Come? Cercando di estendere l'impiego dei farmaci non solo agli ammalati ma anche ai soggetti sani. Alcuni anni or sono il presidente di un'importante multinazionale farmaceutica aveva auspicato che un giorno la farmacologia potesse aiutare anche ... chi sta bene! Be', di quell'auspicio si possono già riscontrare alcuni esempi nella realtà. Penso all'ormone della crescita: questo ritrovato ha sicuramente rappresentato un formidabile ausilio per il trattamento dei bambini che, carenti dell' ormone, non potevano crescere e restavano di statura molta bassa. Ma non è mancata la tentazione di utilizzare questa sostanza ormonale anche nei bimbi che, pur di normale altezza, non mostravano una crescita ritenuta "soddisfacente" dai genitori. In altre parole, si è passati da uno strumento terapeutico a un trattamento quasi estetico (oppure atletico).

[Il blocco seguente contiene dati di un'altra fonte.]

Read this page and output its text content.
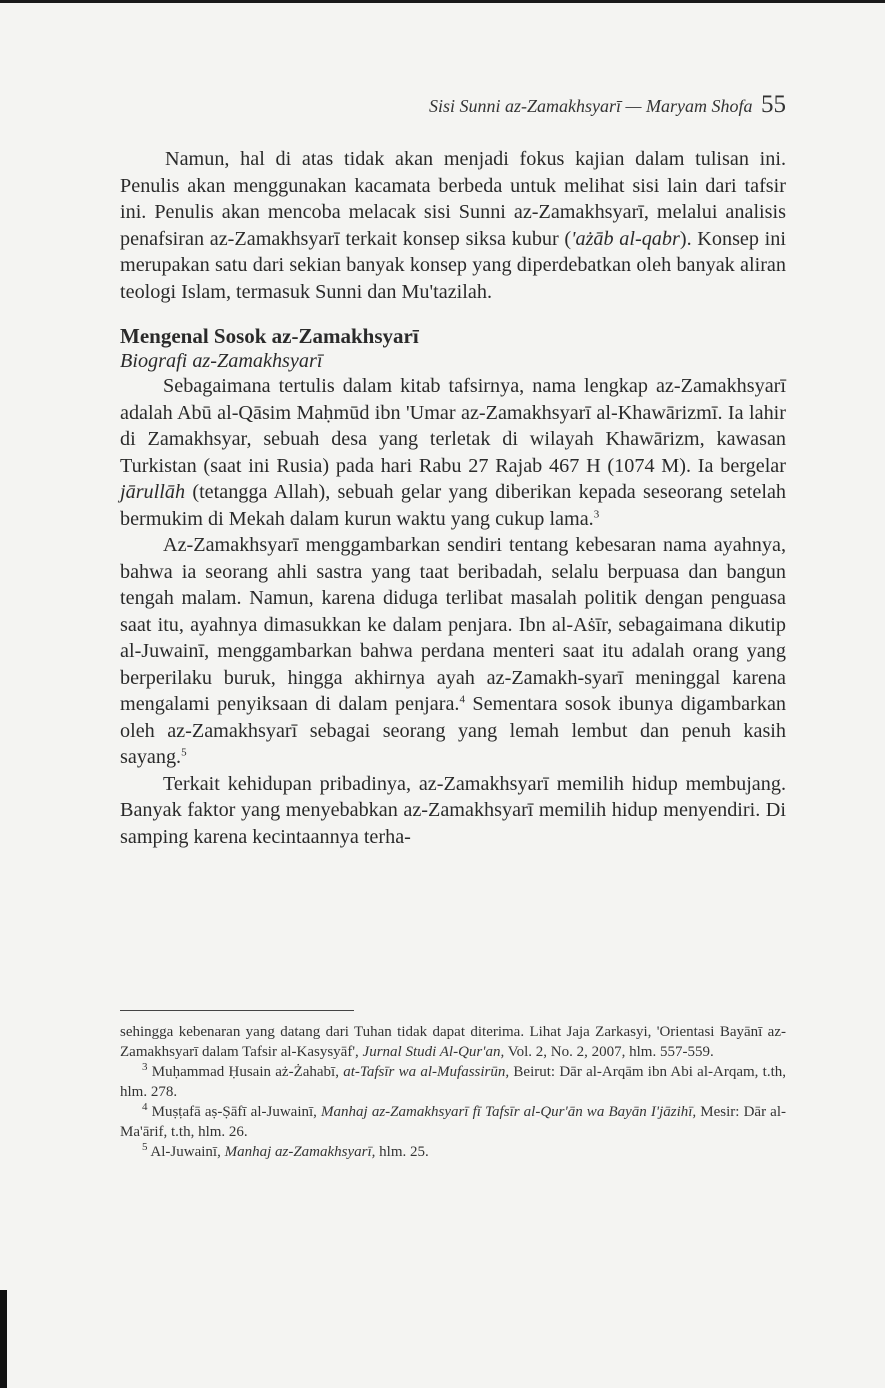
Sisi Sunni az-Zamakhsyarī — Maryam Shofa 55

Namun, hal di atas tidak akan menjadi fokus kajian dalam tulisan ini. Penulis akan menggunakan kacamata berbeda untuk melihat sisi lain dari tafsir ini. Penulis akan mencoba melacak sisi Sunni az-Zamakhsyarī, melalui analisis penafsiran az-Zamakhsyarī terkait konsep siksa kubur ('ażāb al-qabr). Konsep ini merupakan satu dari sekian banyak konsep yang diperdebatkan oleh banyak aliran teologi Islam, termasuk Sunni dan Mu'tazilah.

Mengenal Sosok az-Zamakhsyarī
Biografi az-Zamakhsyarī

Sebagaimana tertulis dalam kitab tafsirnya, nama lengkap az-Zamakhsyarī adalah Abū al-Qāsim Maḥmūd ibn 'Umar az-Zamakhsyarī al-Khawārizmī. Ia lahir di Zamakhsyar, sebuah desa yang terletak di wilayah Khawārizm, kawasan Turkistan (saat ini Rusia) pada hari Rabu 27 Rajab 467 H (1074 M). Ia bergelar jārullāh (tetangga Allah), sebuah gelar yang diberikan kepada seseorang setelah bermukim di Mekah dalam kurun waktu yang cukup lama.$^3$

Az-Zamakhsyarī menggambarkan sendiri tentang kebesaran nama ayahnya, bahwa ia seorang ahli sastra yang taat beribadah, selalu berpuasa dan bangun tengah malam. Namun, karena diduga terlibat masalah politik dengan penguasa saat itu, ayahnya dimasukkan ke dalam penjara. Ibn al-Aṡīr, sebagaimana dikutip al-Juwainī, menggambarkan bahwa perdana menteri saat itu adalah orang yang berperilaku buruk, hingga akhirnya ayah az-Zamakh-syarī meninggal karena mengalami penyiksaan di dalam penjara.$^4$ Sementara sosok ibunya digambarkan oleh az-Zamakhsyarī sebagai seorang yang lemah lembut dan penuh kasih sayang.$^5$

Terkait kehidupan pribadinya, az-Zamakhsyarī memilih hidup membujang. Banyak faktor yang menyebabkan az-Zamakhsyarī memilih hidup menyendiri. Di samping karena kecintaannya terha-

sehingga kebenaran yang datang dari Tuhan tidak dapat diterima. Lihat Jaja Zarkasyi, 'Orientasi Bayānī az-Zamakhsyarī dalam Tafsir al-Kasysyāf', Jurnal Studi Al-Qur'an, Vol. 2, No. 2, 2007, hlm. 557-559.

$^3$ Muḥammad Ḥusain aż-Żahabī, at-Tafsīr wa al-Mufassirūn, Beirut: Dār al-Arqām ibn Abi al-Arqam, t.th, hlm. 278.

$^4$ Muṣṭafā aṣ-Ṣāfī al-Juwainī, Manhaj az-Zamakhsyarī fī Tafsīr al-Qur'ān wa Bayān I'jāzihī, Mesir: Dār al-Ma'ārif, t.th, hlm. 26.

$^5$ Al-Juwainī, Manhaj az-Zamakhsyarī, hlm. 25.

Del resto, quanti prodotti sono stati e vengono sfruttati dagli atleti per incrementare le personali performance ... L'eritropoietina (il famoso EPO) svolge una funzione utile per la terapia di alcune forme di anemia, perché incrementa la produzione dei globuli rossi e quindi il trasporto di ossigeno ai tessuti, ma è stata utilizzata e continua a essere impiegata negli atleti, tipicamente nei ciclisti, per permettere al cuore di lavorare con più ossigeno, e quindi più velocemente, e di trasferire ai muscoli una maggiore quota di sangue.
Ancora più evidente è la tendenza attuale a ridurre il colesterolo con l'impiego delle statine non solo nei soggetti alle prese con una manifesta ipercolesterolemia, ma anche negli individui sostanzialmente sani, con l'idea che comunque un colesterolo più basso della norma non possa che rappresentare un vantaggio. Ancora più preoccupante è l'impiego dei farmaci psicotropi, e in particolare gli stimolanti, per elevare le prestazioni intellettuali, riducendo la fatica, migliorando l'umore, incrementando la memoria. Classico è il caso del metilfenidato, autorizzato per il trattamento dei bimbi affetti da ADHD, il disturbo da deficit di attenzione e iperattività, ma praticamente esteso anche ai piccini assolutamente normali, che sono soltanto un po' vivaci. E che semmai avrebbero bisogno di una maggiore cura da parte dei genitori, anziché di farmaci ...
In fondo si potrebbe obiettare: ma che male c'è? Riuscire a ottimizzare le capacità dell'individuo può essere un vantaggio per tutti, no? Non c'è dubbio, ma la questione non è così semplice,perché intanto tutti i vari trattamenti vengono praticati senza che vi siano prove di reale efficacia, e soprattutto non bisogna dimenticarsi che i farmaci non sono solo forieri di benefici: gli effetti tossici si annidano sempre dietro l'angolo. 1'eritropoietina? Può rendere viscoso il sangue e generare trombosi. L'ormone della crescita potrebbe spianare la strada a un diabete. E le statine? Anche qui bisogna fare i conti con l'eventuale comparsa di diabete e dolori muscolari.
E i miei sono solo alcuni esempi. Ora, se si può tollerare qualche effetto collaterale quando si tratta di affrontare una malattia seria, è difficile accettare le stesse conseguenze quando si è sani. Meditiamoci sopra. Perché ne sono convinto: in futuro le pillole per chi sta bene si moltiplicheranno.